The London School of Hygiene and Tropical Medicine research ethics committee approval (Ref: 5804) was secured for the purchase of the antibiotics.

Sample logging.

The packaging and/or blister packs of all the samples were logged in the data collection tool (Epi Info version 3.5),22 which is a public domain statistical software for epidemiology developed by Centers for Disease Control and Prevention in Atlanta, GA, to capture information including brand name, stated APIs, dose form, country of sample collection, date of purchase, name of stated manufacturer, country of manufacture, batch number, date of manufacture, expiry date, and number of capsules/tablets per packet (pack size). Each sample was placed in an individual ziplock bag and given a bar code. All samples were logged onto a database, and tablets weighed and measured prior to laboratory analysis. Drug quality analyses were conducted on a minimum of two tablets or two capsules.

Drug quality analysis.

All samples were assessed for their quality in our laboratory in London using the GPHF MiniLab® as the screening tool.17 The amount of stated API for the content analysis and release over time for the in vitro dissolution testing was measured using HPLC-PDA, following USP monographs.23

Visual inspection.

All the packaging and blister packs of formulations were digitally scanned to record any abnormal spelling or unduly faded color of the packaging as a result of being stored in direct sunlight and/or high humidity. Each formulation (tablet or capsule) was also weighed and measured using electronic digital calipers.

Drug quality screening test (GPHF MiniLab®).

All the samples were tested using two of the tests in the MiniLab® following the manual instruction for each drug.17

  • Colorimetric test detects the presence of the stated API.

  • TLC test identifies the APIs present in each sample.

HPLC-PDA conditions.

Reference standards of amoxicillin, sulfamethoxazole, and trimethoprim were purchased from Sigma-Aldrich, Dorset, United Kingdom. All equipment and solvents used were purchased from Thermofisher Scientific, Hemel Hempstead, UK.

HPLC analyses were carried out using a Dionex Ultimate 3000 HPLC system. In brief, samples were separated on an Acclaim 120, C18, 5-μm analytical column (4.6 × 150 mm) from Fisher Scientific, Leicestershire, United Kingdom, with gradient elution from 100% solvent A (20 mM ammonium formate [pH 2.7]) to 100% solvent B (acetonitrile) over 6 minutes at a flow rate of 1.4 mL/min.
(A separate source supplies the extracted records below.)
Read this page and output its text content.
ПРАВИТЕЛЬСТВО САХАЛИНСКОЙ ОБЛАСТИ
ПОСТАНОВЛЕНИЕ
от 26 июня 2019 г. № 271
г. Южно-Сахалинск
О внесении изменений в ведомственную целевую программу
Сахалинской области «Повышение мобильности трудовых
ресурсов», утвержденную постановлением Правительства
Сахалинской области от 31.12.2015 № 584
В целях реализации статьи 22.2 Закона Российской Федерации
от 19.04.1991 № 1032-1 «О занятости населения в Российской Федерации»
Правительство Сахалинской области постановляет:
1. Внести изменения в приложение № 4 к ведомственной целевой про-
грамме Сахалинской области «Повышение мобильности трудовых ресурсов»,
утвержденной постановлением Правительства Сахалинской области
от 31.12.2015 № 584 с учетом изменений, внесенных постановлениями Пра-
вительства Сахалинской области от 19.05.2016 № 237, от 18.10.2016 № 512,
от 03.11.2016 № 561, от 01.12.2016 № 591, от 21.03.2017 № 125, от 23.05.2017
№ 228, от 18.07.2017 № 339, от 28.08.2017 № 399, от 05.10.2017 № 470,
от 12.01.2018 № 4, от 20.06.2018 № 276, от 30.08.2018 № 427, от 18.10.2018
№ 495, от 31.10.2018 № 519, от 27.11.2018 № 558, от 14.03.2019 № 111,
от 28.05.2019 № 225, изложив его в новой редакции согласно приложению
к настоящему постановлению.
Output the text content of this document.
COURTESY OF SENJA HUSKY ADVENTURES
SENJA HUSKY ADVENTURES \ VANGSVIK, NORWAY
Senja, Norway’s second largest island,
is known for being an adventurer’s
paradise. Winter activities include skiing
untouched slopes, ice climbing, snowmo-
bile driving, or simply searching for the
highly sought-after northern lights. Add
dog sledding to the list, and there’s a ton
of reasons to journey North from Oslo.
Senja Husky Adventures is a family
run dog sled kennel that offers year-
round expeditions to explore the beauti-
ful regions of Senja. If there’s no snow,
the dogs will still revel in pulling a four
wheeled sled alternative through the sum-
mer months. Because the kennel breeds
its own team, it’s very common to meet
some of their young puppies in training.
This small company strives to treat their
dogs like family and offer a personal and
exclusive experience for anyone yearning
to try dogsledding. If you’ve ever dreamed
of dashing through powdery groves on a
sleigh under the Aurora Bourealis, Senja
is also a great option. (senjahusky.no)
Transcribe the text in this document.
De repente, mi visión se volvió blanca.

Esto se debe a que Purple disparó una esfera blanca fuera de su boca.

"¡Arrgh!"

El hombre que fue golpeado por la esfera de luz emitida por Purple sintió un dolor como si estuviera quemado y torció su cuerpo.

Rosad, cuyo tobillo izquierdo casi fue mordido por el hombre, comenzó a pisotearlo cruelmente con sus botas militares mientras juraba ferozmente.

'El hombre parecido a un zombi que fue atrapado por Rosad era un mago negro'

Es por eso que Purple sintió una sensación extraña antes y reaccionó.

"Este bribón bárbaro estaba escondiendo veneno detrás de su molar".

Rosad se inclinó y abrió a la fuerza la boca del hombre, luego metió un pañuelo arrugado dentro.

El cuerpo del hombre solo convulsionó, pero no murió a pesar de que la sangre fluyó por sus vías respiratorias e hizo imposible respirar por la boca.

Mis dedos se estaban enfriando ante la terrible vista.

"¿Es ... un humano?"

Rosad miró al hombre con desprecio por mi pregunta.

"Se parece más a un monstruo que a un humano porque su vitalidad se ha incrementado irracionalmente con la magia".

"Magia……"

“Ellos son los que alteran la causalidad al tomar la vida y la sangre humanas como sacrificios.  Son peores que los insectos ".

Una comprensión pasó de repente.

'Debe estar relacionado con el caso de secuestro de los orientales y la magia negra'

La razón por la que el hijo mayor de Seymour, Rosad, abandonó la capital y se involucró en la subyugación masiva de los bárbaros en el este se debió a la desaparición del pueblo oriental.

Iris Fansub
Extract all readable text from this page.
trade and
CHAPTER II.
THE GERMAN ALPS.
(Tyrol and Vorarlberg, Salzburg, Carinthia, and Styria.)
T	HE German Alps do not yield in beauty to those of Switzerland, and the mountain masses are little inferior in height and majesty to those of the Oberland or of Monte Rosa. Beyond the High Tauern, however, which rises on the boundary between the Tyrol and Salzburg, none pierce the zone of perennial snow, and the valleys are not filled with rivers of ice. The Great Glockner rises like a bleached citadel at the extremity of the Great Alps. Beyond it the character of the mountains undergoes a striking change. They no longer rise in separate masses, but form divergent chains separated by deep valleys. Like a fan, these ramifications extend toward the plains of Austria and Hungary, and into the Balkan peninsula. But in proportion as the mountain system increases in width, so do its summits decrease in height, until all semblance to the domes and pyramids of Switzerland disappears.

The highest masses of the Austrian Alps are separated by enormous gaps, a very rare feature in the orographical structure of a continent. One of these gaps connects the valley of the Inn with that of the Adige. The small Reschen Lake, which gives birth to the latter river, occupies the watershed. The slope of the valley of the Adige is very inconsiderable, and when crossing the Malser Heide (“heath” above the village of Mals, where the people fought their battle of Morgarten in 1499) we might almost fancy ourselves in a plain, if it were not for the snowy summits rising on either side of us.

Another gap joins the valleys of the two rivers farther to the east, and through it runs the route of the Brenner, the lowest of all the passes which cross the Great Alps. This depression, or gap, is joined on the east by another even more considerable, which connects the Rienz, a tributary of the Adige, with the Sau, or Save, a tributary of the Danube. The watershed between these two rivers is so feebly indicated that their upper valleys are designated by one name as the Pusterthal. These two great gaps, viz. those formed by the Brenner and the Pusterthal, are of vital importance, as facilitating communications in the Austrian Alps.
The photo-diode array detector (UV-PDA; DAD 3000) was set at 275 nm (better resolution of the peak of amoxicillin is achieved at 230 nm). Figure 3 shows the separation of the three compounds. Peak identity of amoxicillin, sulfamethoxazole, and trimethoprim was confirmed by measuring the retention time, spiking the sample with commercially available standards and determination of absorbance spectra using the UV-PDA. Calibration curves of each compound were generated by Thermofisher Scientific Dionex Chromeleon 7.2 chromatography data system software (Thermofisher Scientific, Hemel Hempstead, UK) using known amounts of the relevant standard. The coefficient of determination for amoxicillin was 99.39%, for trimethoprim 97.83%, and for sulfamethoxazole 99.60%. Results for the content analysis are expressed as a percentage of the detected API in a given sample from the stated dose on the packaging. For dissolution testing, the amount of API released over time was monitored using our in-house HPLC-PDA method for the analysis of the aliquot, to determine compliance with USP tolerance limits.

Figure 3.

Figure 3.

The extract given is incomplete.